• Free public transport for residents from 2022
  • ‘Biggest-ever’ financial boost to help the environment
  • Reduced income tax for part-timers
  • Increase in pensions
  • COLA of €1.75 a week

Incentives to promote social and environmental measures and boost work were the hallmarks of the 2022 Budget presented by Finance Minister Clyde Caruana last night, the last of this legislature.

Addressing his first budget as minister, Caruana described it as the biggest-ever financial boost towards the environment while Prime Minister Robert Abela later said it was the budget with the biggest number of social measures in the country’s history.

The budget comes amid reports that Abela intends to call a late November election, six months before the term of this legislature runs out.

In what appears to be a major drive to try cut down on vehicular traffic, all residents will be entitled to use public buses for free from October 1, 2022.

Luxembourg is the only other European state to have such an incentive.

Likewise, additional fiscal incentives have been introduced to shift drivers towards electric vehicles.
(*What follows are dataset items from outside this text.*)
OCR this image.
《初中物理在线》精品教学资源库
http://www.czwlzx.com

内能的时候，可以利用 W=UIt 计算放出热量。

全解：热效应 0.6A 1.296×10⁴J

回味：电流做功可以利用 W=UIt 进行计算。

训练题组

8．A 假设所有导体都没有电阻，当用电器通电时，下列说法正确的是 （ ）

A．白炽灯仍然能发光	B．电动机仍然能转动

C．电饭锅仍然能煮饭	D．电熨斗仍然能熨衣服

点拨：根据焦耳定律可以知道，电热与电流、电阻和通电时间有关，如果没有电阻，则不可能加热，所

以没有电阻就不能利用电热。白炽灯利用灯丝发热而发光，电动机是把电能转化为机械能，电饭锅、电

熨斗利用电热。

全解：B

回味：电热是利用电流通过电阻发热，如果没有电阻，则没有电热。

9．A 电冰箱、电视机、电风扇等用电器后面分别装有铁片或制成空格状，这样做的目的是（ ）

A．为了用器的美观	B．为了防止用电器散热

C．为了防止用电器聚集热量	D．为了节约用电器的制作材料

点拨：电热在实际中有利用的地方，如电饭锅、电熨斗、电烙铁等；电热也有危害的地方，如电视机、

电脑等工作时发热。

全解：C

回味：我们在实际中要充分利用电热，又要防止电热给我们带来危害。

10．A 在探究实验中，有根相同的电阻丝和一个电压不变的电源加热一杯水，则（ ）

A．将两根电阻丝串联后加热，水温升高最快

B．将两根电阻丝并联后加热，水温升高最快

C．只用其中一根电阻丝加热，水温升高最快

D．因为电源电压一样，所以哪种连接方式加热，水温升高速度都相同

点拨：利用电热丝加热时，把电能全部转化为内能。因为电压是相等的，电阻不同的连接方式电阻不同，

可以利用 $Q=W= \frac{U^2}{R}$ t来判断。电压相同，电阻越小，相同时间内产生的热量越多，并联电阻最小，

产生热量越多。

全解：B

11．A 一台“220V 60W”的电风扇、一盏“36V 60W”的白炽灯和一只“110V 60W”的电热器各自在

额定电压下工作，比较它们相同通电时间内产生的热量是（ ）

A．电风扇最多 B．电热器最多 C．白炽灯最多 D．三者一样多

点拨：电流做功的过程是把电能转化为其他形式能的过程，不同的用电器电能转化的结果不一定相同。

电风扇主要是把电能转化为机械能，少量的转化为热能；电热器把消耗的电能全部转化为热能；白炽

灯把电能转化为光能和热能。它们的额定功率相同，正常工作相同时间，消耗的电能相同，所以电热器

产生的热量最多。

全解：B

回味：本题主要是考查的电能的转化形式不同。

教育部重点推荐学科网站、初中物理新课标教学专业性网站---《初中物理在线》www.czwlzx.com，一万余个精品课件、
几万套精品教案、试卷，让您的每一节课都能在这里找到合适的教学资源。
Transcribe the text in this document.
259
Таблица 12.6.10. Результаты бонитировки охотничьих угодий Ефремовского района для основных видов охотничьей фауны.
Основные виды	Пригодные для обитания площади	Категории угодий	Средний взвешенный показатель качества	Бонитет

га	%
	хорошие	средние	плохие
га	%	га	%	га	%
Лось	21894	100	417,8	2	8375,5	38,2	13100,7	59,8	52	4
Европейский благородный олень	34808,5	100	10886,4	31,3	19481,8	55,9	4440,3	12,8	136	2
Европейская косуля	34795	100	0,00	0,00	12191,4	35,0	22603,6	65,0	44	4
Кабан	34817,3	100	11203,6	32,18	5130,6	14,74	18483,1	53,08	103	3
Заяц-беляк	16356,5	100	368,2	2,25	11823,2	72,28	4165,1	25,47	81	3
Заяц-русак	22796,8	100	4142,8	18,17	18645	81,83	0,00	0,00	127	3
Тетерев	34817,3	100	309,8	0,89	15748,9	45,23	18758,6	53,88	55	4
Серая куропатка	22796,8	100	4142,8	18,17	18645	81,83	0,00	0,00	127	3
During a two-and-a-half hour speech, Caruana unveiled the introduction of tax waivers for those who buy residential properties built more than 20 years ago but have been vacant for seven years as well as properties in urban conservation areas and new properties built in ‘typical Maltese’ style.

The scheme is capped up to the first €750,000 of the value of the properties, on which no duties or capital gains tax will be charged.

Senior citizens will see their pensions increase for a seventh year in a row and will receive an extra €260 a year or €5 a week. Of that €1.75 is the increase for the cost of living and €3.25 is the additional increase.

Free childcare services will be extended to evenings and weekends for people working shifts in one of a list of measures that is aimed to get more people to work.

The measures take place as the government expects to halve the deficit of the public finances next year as economic recovery picks up after the blow of the pandemic.

The deficit this year is expected to be 11.1 per cent, considerably more than the 5.9 per cent projected when the 2021 budget was presented.

Initial reactions to the budget were mixed but generally positive.

During a news conference, the prime minister used examples of people in specific life circumstances to highlight how their income will increase. But he insists that taxes owed must be paid.

On the other hand, opposition leader Bernard Grech said the government had ignored several sectors of society, including teachers, nurses and the police.